Protes anti-pemerintah yang meluas di Turki meletus di seluruh Turki pada tanggal 31 Mei, ketika polisi antihuru-hara secara brutal menindak aktivis lingkungan hidup yang menentang rencana penebangan pohon dan pembangunan Taman Gezi, yang terletak di sebelah Lapangan Taksim yang terkenal di Istanbul.
Para pengunjuk rasa juga menyatakan ketidakpuasannya terhadap apa yang mereka katakan sebagai terkikisnya kebebasan dan nilai-nilai sekuler secara bertahap selama 10 tahun kepemimpinan Perdana Menteri Recep Tayyip Erdogan.
Polisi menggunakan meriam air pada Selasa malam untuk membubarkan ratusan pengunjuk rasa yang mendirikan barikade di Ankara, ibu kota, dan di Eskisehir, 140 mil (230 kilometer) barat, menurut laporan Anadolu Agency yang dikelola pemerintah.
Sejak kerusuhan dimulai, lebih dari 7.500 orang terluka dan sedikitnya empat orang tewas: tiga pengunjuk rasa dan seorang petugas polisi. Pihak berwenang sedang menyelidiki apakah orang kelima yang meninggal terkena terlalu banyak gas air mata.
Erdogan, yang telah lama mendapat pujian karena memimpin Turki mencapai pertumbuhan ekonomi yang kuat dan meningkatkan profil internasional negaranya, telah melihat citranya ternoda oleh cara pemerintahnya menangani kerusuhan. Peristiwa yang terjadi dalam dua minggu terakhir ini juga telah memperburuk hubungan dengan Uni Eropa, yang diharapkan Turki dapat bergabung.
Pekan lalu, Parlemen Eropa dengan tajam mengkritik apa yang disebutnya sebagai tindakan tidak proporsional yang digunakan oleh polisi terhadap pengunjuk rasa.
Kanselir Jerman Angela Merkel, yang menentang keanggotaan Turki di UE, mengatakan dia “terkejut” dengan gambaran tindakan keras tersebut, dan anggota parlemen UE membatalkan kunjungan ke Turki yang direncanakan minggu ini.
Namun demikian, seorang pejabat senior dari Partai Keadilan dan Pembangunan yang menganut paham Islam, mengatakan pada hari Rabu bahwa Turki masih ingin bergabung dengan blok tersebut.
“Warga negara kami tidak boleh terdemoralisasi oleh pernyataan dari UE,” kata Huseyin Celik, wakil ketua partai tersebut. “Kami berkomitmen terhadap proses Uni Eropa, dan kami akan menyelesaikannya sampai akhir. Jika mereka tidak menginginkan kami pada akhir proses, maka itu terserah mereka.”
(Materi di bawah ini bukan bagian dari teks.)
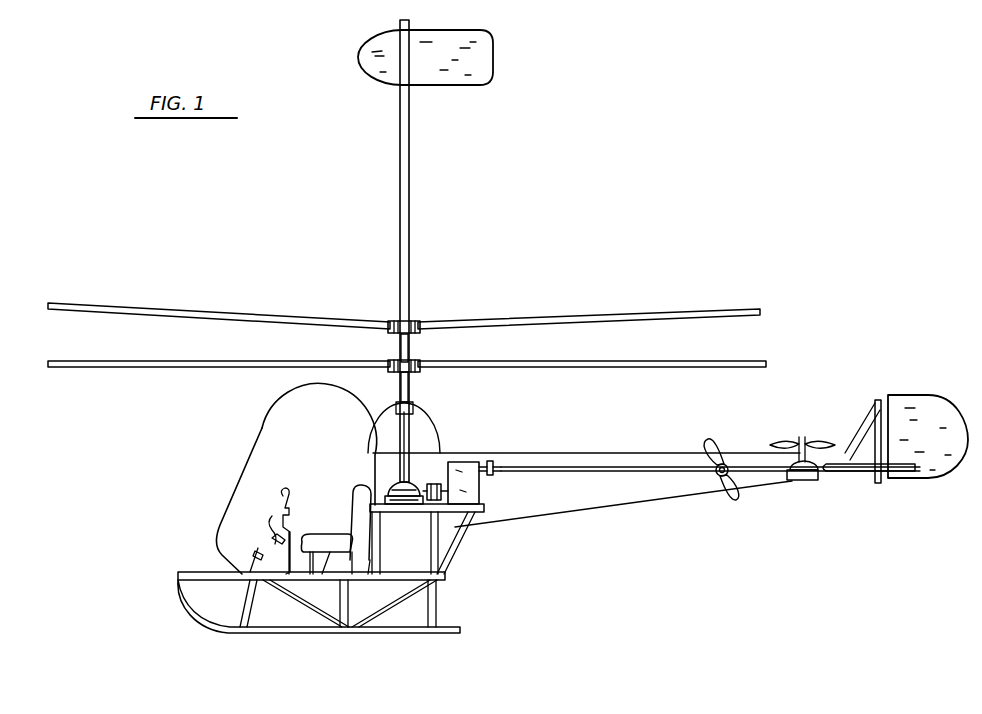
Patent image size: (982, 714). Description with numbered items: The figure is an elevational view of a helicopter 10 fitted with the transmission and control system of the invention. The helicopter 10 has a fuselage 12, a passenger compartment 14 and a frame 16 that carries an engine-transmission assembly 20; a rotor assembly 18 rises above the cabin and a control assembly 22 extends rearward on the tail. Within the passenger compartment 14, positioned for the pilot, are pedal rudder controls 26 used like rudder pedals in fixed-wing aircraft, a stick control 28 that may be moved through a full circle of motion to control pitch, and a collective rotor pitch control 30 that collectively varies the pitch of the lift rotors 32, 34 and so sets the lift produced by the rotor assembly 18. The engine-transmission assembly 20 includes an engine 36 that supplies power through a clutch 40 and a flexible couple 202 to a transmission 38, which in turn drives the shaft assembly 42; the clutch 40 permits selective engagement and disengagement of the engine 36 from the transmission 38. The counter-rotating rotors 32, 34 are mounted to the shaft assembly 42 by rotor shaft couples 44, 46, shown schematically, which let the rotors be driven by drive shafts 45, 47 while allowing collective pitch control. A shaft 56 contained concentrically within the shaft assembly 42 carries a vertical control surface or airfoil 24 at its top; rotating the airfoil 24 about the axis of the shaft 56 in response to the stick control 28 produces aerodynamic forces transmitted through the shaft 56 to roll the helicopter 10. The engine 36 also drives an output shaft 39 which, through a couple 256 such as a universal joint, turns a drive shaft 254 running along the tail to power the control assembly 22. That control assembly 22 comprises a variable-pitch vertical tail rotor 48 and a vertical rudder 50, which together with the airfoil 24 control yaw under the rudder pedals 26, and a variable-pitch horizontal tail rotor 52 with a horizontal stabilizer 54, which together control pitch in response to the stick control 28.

Erdogan menyalahkan protes tersebut atas rencana untuk menggulingkan pemerintahannya – yang terpilih dengan 50 persen suara – dan terus-menerus mengecam media asing dan media sosial karena liputan mereka mengenai protes tersebut.
Arinc, wakil perdana menteri, pada hari Rabu membantah bahwa Turki akan membatasi penggunaan Twitter atau media sosial lainnya, namun mengatakan pemerintahnya mungkin mempertimbangkan untuk memperkenalkan undang-undang dalam upaya untuk mencegah pengguna dari “kejahatan untuk menghasut, menyebarkan kebohongan dan disinformasi.”
“Media sosial adalah bagian dari kehidupan modern dan tidak ada satu pun dari kita yang bisa lepas darinya,” kata Arinc. “Tetapi harus ada pencegahan.”
Erdogan mencap Twitter sebagai “ancaman terburuk” bagi masyarakat dan mengkritiknya karena menyebarkan “kebohongan”. Media Turki hanya memberikan sedikit liputan mengenai protes tersebut ketika pertama kali terjadi, namun banyak warga yang beralih ke media sosial untuk mendapatkan berita mengenai protes tersebut. Lusinan pengunjuk rasa ditahan – dan kemudian dibebaskan – karena diduga “menghasut” orang untuk melakukan kerusuhan melalui postingan media sosial.
Pemerintahan Erdogan telah menutup akses ke situs-situs Internet, termasuk YouTube, di masa lalu.